SkyView, a jaw dropping iPhone app good for checking out the night sky, informed me that the big bright light rising overhead was Jupiter. So, I set up the tripod, attached the binoculars, and got ready for my first view of solar system's largest planet. This was the first time I'd had the chance to see Jupiter through the binoculars since I got them.
Seconds after looking through the eyepiece, my heart broke. Sure, Jupiter was huge. Bright. Beautiful! But trailing off up and to the right were three tiny dots of light.; some sort of artifacts or refraction caused by bad or misaligned lenses.
I readjusted the tripod. Fiddled with the focusing rings. The three dots of light were still there.
Then it hit me.
Those tiny dots of light were Jupiter's moons.
I'm not smart enough to know what moons they were, but there they were. Three tiny pricks of light, unseen by the naked eye, but readily apparent through the lens.

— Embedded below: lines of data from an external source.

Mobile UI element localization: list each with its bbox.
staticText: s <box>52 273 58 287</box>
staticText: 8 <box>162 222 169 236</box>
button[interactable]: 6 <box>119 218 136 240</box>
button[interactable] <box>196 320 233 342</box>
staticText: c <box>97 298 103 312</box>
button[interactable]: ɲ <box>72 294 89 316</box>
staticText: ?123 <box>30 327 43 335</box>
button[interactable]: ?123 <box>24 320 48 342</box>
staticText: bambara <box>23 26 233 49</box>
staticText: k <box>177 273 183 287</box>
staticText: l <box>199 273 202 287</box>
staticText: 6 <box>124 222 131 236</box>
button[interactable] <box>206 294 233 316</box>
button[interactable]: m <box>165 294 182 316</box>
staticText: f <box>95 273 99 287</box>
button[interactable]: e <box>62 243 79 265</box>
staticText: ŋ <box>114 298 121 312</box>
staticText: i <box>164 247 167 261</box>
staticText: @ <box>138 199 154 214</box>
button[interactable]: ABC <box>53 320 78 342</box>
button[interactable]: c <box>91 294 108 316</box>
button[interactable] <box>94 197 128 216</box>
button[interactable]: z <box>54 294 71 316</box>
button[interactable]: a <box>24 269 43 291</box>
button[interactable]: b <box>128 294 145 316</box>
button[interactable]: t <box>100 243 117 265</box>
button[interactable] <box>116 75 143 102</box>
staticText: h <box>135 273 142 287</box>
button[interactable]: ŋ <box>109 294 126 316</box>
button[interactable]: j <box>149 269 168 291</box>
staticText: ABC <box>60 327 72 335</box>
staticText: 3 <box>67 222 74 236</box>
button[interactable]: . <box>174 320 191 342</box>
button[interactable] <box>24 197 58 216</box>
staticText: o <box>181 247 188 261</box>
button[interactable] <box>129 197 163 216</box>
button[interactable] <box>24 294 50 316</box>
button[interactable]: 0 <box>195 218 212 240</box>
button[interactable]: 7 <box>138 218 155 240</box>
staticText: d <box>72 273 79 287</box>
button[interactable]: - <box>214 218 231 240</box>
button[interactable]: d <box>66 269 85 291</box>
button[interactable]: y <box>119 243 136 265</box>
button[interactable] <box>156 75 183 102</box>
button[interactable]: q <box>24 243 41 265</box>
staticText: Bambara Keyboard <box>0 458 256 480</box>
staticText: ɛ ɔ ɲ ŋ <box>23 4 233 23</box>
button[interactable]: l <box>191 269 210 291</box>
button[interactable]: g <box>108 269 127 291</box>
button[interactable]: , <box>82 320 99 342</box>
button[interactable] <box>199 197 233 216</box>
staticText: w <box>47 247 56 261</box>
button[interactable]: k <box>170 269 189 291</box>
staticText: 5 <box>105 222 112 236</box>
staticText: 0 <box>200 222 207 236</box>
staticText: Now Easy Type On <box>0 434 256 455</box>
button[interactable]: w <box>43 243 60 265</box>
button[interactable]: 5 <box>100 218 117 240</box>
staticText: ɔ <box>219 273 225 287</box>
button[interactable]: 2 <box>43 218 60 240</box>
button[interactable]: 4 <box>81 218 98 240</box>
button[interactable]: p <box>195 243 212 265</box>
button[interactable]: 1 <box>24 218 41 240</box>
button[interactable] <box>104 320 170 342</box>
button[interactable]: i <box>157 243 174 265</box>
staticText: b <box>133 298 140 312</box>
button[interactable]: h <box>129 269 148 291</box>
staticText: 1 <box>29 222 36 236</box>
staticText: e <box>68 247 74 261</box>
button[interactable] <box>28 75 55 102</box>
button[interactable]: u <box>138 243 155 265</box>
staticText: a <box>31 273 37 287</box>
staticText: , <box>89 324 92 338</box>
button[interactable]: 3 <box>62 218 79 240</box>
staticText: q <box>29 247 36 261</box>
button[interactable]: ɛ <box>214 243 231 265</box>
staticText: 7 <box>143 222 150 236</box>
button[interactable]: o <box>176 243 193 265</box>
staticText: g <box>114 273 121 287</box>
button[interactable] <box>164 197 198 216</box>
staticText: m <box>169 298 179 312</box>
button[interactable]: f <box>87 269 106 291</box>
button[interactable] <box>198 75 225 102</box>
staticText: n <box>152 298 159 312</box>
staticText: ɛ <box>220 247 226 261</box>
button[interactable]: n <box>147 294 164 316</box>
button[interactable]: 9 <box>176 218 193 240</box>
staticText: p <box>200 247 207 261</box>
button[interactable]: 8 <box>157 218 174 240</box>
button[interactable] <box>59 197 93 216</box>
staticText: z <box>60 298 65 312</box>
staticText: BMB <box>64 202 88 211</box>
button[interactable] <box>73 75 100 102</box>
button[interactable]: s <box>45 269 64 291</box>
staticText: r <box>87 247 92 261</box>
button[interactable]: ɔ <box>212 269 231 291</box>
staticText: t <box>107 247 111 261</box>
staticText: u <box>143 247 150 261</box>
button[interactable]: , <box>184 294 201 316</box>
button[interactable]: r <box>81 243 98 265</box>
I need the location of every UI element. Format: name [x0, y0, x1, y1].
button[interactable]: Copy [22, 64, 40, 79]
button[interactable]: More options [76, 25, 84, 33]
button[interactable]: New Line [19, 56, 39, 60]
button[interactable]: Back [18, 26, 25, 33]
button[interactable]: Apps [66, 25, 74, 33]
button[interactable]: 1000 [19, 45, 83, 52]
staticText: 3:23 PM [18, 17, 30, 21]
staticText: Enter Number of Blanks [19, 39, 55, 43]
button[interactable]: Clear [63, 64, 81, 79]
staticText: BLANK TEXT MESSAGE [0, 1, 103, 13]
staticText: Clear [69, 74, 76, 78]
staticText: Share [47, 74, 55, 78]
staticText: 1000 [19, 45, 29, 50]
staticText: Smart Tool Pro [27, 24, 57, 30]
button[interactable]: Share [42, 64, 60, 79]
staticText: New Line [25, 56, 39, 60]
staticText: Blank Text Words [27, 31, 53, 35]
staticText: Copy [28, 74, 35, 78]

Another quick check of SkyView confirmed my suspicions. The angle at which the moons extended out from Jupiter was the same angle as the ecliptic, or the path it takes across the sky.
Here's a quick sketch of what I'd seen. The spacing of the moons should not be considered accurate.
Here is a photo I tried to take of Jupiter by pointing my iPhone through one of the binoculars lenses. It's really blurry, and nowhere near as clear or breathtaking as the real view, but you can almost get a hint of two of the moons above and to the right of Jupiter.
It really was a breathtaking site to see.
Currently playing: Pink Floyd Astronomy Domine
Currently colouring: Spacepig Hamadeus versus the Spectre General
Proudly in my seventh Cola free year!